I totally understand you feel gutted. Your feelings are very valid, but so are his.
He may have said before that he might like another child, but since then, you have sadly experienced a miscarriage which unfortunately may have scared him and put him off further pregnancies. You cannot blame him for feeling this way.
Then to add to that, your experienced lack of sleep etc with your current child, which is making him not want another child. Again very justified.
And that is without being in a pandemic as well which is not a good time at all to have a child.
Over time he may change his mind

JKW36 · 20/01/2021 11:33

Also from my own experience, I have two children and it's been unbelievably hard throughout. One child is an absolute breeze with two kids you have to be a referee. There are many arguments, fighting, etc that make it just not enjoyable at all. I'm not saying there aren't any good points but if I'd have known what it would be like with two I may have reconsidered. I didn't have a full night's sleep for 7 years

MissBaskinIfYoureNasty · 20/01/2021 11:39

Maybe he just needs more time. Put it on the shelf for a few months. Your child is still very young.
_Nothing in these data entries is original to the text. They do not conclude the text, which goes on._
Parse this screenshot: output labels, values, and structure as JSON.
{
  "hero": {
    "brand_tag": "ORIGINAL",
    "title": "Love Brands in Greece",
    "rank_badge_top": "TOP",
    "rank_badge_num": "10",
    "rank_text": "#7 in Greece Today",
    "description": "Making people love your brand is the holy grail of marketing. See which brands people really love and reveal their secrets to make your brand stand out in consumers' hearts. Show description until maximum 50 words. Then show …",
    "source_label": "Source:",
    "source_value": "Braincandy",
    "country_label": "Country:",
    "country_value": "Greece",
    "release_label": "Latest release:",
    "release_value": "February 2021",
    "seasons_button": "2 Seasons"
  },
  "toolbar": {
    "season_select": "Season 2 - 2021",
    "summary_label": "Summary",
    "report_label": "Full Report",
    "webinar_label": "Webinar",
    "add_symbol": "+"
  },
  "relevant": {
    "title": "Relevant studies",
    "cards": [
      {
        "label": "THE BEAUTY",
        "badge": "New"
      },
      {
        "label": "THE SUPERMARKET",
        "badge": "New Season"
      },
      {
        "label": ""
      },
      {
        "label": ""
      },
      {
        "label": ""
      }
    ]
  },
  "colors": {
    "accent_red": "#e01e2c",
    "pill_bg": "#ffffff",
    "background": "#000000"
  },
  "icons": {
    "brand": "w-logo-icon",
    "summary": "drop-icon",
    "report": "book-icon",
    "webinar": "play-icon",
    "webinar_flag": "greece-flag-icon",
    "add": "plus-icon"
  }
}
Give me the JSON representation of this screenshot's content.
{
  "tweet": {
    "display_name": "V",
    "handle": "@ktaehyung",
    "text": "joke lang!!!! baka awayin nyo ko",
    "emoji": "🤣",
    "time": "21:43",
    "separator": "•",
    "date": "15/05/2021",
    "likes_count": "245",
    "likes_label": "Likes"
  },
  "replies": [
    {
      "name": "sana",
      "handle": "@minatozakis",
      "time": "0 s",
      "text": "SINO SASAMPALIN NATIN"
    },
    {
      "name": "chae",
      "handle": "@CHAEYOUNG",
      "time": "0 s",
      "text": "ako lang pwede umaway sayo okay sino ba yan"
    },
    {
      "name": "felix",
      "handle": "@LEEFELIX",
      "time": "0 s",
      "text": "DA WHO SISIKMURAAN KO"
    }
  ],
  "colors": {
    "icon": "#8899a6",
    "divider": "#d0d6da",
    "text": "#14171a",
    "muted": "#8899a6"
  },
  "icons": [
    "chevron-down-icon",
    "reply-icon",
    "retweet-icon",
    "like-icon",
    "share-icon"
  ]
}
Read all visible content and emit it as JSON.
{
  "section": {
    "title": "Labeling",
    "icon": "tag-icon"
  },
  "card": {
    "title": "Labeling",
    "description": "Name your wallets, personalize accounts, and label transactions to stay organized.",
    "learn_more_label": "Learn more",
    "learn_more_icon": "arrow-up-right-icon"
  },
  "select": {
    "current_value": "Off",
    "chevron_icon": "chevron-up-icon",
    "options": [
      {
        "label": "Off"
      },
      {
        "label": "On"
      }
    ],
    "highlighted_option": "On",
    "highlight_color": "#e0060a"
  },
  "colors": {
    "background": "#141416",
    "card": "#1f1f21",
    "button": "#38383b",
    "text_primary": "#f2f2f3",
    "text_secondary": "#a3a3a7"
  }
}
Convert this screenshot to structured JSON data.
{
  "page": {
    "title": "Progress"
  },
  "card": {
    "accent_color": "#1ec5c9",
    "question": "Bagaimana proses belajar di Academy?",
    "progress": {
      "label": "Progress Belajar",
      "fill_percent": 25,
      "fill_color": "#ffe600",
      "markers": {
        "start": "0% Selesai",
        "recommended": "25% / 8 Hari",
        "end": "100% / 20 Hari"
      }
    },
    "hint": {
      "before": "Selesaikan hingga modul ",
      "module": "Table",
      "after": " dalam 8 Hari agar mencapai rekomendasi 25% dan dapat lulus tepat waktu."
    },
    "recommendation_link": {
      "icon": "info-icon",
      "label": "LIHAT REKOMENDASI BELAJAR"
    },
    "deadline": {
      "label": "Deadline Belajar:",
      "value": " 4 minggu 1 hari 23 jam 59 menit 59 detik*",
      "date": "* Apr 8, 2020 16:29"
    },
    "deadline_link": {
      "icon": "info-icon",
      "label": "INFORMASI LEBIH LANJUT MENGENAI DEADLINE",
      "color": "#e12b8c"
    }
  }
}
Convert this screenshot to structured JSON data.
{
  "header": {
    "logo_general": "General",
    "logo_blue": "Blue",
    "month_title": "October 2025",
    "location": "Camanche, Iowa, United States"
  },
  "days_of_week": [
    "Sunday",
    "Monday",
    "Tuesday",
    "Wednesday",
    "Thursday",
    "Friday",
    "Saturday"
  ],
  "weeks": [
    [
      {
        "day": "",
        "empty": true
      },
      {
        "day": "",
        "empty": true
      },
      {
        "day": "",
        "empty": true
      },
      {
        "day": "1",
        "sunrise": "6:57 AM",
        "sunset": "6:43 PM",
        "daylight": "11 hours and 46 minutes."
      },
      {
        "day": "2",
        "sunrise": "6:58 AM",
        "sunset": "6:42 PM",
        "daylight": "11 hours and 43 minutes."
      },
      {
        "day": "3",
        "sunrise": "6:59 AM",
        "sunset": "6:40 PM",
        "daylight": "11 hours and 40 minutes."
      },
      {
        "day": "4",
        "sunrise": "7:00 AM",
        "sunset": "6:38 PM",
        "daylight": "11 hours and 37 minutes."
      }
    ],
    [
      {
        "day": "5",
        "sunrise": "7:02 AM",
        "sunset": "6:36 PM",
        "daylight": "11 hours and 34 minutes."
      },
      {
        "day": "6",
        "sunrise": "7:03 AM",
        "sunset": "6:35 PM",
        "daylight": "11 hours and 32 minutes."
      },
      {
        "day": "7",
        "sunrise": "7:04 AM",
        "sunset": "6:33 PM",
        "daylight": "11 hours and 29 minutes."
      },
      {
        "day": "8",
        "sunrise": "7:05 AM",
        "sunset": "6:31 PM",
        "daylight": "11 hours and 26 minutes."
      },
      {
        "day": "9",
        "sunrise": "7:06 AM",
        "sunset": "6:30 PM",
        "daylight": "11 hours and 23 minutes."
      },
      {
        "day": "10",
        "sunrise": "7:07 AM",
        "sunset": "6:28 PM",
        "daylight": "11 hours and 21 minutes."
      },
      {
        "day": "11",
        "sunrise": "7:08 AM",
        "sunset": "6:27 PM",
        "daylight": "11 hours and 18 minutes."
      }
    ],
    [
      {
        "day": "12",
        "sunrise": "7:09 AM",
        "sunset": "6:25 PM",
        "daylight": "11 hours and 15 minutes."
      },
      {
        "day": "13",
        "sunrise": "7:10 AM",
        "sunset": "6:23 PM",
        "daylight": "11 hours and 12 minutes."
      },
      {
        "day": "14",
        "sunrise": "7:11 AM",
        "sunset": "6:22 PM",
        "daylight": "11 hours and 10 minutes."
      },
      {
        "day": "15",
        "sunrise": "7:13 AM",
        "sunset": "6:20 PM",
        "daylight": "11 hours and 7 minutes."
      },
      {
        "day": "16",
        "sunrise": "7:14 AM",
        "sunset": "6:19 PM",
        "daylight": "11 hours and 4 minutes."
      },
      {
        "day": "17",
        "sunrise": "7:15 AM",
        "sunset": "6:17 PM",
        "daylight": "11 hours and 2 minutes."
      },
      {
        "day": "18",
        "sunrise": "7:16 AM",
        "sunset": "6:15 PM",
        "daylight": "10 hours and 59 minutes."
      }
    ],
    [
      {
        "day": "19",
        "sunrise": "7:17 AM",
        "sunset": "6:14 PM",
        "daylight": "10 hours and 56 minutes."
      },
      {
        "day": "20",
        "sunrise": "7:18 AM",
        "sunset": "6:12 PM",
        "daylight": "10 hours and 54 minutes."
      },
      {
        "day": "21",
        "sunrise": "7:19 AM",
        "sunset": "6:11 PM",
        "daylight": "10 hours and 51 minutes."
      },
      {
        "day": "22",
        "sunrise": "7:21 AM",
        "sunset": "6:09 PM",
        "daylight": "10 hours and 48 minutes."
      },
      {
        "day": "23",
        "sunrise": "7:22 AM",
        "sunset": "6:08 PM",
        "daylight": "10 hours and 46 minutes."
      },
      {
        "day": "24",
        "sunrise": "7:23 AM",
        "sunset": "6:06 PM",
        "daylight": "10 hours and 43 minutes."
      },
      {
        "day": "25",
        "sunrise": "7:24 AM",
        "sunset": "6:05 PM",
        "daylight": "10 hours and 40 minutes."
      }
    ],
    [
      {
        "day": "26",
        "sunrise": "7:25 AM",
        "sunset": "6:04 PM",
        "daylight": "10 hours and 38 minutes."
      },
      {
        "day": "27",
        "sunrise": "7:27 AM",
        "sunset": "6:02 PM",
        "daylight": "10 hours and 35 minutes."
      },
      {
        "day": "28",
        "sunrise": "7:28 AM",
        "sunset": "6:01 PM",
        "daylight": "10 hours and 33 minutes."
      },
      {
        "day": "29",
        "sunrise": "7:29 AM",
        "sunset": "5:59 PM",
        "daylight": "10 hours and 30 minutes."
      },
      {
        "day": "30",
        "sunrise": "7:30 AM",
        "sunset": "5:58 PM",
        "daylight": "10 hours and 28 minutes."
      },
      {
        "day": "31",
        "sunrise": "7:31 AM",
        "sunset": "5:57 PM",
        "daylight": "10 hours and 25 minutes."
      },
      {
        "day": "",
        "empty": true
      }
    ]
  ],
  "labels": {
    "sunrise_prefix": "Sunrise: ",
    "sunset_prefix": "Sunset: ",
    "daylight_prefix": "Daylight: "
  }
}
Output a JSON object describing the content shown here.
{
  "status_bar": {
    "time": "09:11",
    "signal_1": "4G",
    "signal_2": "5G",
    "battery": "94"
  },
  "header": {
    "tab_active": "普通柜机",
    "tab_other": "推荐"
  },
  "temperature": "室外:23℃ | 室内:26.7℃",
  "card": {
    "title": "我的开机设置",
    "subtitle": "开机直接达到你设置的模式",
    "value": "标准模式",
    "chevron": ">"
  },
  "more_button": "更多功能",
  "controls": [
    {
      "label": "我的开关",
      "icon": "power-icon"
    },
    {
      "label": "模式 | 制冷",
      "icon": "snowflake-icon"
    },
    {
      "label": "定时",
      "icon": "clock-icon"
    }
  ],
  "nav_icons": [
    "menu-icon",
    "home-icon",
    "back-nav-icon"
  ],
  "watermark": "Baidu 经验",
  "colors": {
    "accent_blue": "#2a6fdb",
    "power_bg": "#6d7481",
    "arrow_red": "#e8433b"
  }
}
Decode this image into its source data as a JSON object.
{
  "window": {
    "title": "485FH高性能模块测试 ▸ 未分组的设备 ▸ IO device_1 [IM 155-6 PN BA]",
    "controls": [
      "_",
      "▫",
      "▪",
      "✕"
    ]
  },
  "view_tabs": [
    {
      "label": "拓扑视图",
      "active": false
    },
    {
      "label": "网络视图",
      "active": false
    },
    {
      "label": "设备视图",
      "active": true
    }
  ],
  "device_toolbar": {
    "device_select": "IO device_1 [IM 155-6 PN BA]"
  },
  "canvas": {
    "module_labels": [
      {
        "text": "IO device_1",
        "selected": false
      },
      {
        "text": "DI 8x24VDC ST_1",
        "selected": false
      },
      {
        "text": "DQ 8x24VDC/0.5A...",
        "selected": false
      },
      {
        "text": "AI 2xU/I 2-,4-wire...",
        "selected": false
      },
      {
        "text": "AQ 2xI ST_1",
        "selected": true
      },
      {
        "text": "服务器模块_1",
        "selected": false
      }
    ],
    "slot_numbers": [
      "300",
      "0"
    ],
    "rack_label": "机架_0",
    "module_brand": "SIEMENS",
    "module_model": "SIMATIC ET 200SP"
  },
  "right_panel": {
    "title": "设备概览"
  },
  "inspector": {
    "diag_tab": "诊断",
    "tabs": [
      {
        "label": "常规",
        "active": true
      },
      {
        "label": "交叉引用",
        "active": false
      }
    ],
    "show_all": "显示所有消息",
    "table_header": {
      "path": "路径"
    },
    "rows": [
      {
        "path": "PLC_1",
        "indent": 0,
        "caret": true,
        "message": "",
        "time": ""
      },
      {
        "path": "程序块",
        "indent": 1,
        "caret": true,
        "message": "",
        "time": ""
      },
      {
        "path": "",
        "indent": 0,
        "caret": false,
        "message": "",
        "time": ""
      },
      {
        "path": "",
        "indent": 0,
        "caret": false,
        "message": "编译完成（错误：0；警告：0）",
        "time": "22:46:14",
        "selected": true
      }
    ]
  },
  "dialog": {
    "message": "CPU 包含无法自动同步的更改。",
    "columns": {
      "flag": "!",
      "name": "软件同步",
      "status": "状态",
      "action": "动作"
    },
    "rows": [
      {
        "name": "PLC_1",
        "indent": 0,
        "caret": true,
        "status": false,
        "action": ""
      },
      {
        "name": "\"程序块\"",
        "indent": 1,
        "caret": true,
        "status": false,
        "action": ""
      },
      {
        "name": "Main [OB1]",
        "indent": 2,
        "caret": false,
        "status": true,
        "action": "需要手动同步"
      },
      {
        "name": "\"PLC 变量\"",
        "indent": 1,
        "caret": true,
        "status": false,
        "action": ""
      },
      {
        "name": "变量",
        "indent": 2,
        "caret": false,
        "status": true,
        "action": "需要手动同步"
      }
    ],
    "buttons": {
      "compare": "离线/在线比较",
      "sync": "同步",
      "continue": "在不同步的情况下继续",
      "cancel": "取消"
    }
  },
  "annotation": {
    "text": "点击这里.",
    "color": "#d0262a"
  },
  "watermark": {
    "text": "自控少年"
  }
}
luxxlisbon · 20/01/2021 11:41

You aren't being unreasonable to feel upset, but neither is he to change his mind.

It is still early days, sounds like you should pause timings now and allow him to process his feelings. This could be a trigger reaction to the miscarriage, but you need to accept that this might be him fully changing his mind.
Pause ttc for now, focus on your baby and each other and come back to the conversation in a few months, both prepared to listen to the other.